In a unanimous decision, the Missouri Supreme Court handed down the opinion that even if animals are confined, if that animal is wild by nature, it is considered wildlife and thus under the purview of the conservation department.

The owners of hunting preserves had the Department of Conservation’s authority to regulate captive cervids — members of the family cervidae, such as deer and elk.

Cervids can be infected with a fatal neurodegenerative disease known as chronic wasting disease. CWD can be spread directly through animal-to-animal contact or indirectly through environmental contamination. There is no known cure for the deadly disease and the only detection method is post mortem.

In an attempt to crack down on CWD — which first appeared in Missouri in 2010, the Department of Conservation established a series of regulations designed to curb the disease. The regulations, originally set to go into effect in January 2015, would ban the importation of cervids from out-of-state, impose more rigorous fencing requirements, and impose more rigorous recordkeeping and veterinary inspection requirements.

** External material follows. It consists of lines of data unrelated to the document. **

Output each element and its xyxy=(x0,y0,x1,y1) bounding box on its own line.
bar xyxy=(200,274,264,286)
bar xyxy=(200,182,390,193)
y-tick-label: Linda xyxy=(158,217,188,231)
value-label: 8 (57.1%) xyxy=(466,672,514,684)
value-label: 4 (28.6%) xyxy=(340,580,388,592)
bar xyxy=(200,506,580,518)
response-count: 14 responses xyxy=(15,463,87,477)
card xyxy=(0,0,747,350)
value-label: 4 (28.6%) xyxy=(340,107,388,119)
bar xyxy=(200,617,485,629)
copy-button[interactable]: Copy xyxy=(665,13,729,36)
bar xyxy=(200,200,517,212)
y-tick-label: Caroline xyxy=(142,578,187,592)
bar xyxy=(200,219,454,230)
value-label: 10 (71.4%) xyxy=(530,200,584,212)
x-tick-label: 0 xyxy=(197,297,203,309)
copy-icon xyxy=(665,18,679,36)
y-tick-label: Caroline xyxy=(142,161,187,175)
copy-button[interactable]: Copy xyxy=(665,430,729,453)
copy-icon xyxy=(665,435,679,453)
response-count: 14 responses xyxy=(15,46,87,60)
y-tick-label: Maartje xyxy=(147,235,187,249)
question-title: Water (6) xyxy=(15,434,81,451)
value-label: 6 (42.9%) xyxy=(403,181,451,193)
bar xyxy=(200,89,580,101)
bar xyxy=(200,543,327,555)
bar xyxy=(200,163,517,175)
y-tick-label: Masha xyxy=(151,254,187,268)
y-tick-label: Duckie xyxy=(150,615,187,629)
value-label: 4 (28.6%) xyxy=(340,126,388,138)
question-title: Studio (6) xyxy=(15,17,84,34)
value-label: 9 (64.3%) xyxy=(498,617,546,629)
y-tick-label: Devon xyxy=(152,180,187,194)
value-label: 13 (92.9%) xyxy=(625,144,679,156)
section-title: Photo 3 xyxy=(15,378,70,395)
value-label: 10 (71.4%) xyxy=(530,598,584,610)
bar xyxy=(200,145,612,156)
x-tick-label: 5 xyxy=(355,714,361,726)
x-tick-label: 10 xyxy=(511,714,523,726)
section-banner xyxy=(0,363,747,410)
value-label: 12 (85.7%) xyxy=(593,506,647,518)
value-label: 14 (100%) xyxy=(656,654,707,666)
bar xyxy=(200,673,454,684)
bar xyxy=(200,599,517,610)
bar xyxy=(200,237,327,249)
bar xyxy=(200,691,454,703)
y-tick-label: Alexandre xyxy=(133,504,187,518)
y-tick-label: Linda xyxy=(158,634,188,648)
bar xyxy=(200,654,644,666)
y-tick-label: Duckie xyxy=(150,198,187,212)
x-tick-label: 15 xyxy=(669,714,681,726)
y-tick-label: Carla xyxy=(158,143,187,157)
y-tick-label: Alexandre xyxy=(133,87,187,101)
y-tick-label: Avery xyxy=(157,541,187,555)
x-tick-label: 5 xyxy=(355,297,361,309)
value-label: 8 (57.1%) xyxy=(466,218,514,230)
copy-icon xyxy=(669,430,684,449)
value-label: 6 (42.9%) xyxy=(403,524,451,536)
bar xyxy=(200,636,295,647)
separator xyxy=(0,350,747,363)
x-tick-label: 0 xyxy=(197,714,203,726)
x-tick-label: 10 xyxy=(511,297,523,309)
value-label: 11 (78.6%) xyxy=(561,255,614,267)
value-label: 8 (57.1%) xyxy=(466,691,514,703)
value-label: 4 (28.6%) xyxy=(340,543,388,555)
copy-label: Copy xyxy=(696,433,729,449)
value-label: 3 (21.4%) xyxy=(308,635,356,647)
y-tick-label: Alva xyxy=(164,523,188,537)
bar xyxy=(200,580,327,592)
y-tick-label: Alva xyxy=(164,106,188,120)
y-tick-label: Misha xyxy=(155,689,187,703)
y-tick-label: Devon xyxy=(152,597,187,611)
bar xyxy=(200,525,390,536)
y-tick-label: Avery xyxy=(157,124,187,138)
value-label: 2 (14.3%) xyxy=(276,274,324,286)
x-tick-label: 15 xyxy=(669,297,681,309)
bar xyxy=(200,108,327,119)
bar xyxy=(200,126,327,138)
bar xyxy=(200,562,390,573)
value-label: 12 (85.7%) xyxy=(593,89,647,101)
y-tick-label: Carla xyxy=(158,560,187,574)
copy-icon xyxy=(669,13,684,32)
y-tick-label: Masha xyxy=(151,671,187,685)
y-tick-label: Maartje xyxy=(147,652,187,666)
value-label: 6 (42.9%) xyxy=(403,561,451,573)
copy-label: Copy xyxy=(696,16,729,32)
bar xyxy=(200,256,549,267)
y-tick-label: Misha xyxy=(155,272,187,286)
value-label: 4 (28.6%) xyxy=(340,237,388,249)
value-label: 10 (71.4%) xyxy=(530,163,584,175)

The owners of Oak Creek Whitetail Ranch, Winter Quarters Wildlife Ranch, and Whitetail Sales and Service, LLC., sued to block the requirements from going into effect alleging the Department of Conservation didn’t have the authority to regulate captive cervids and that it imposed on their constitutional right to farm.

The Missouri Supreme Court reversed a lower court ruling that favored the hunting preserves, saying there is no question that deer are wildlife, even in captivity.

“It makes no difference that said deer were raised in captivity, and had become tame. They are naturally wild,” Judge Paul Wilson wrote quoting a 1907 decision.

The court also held that the hunting reserves “are not engaged in a ‘farming [or] ranching practice’ within the meaning of” the right to farm provision in the Missouri Constitution.

With the court’s ruling, it is likely the regulations will begin being enforced.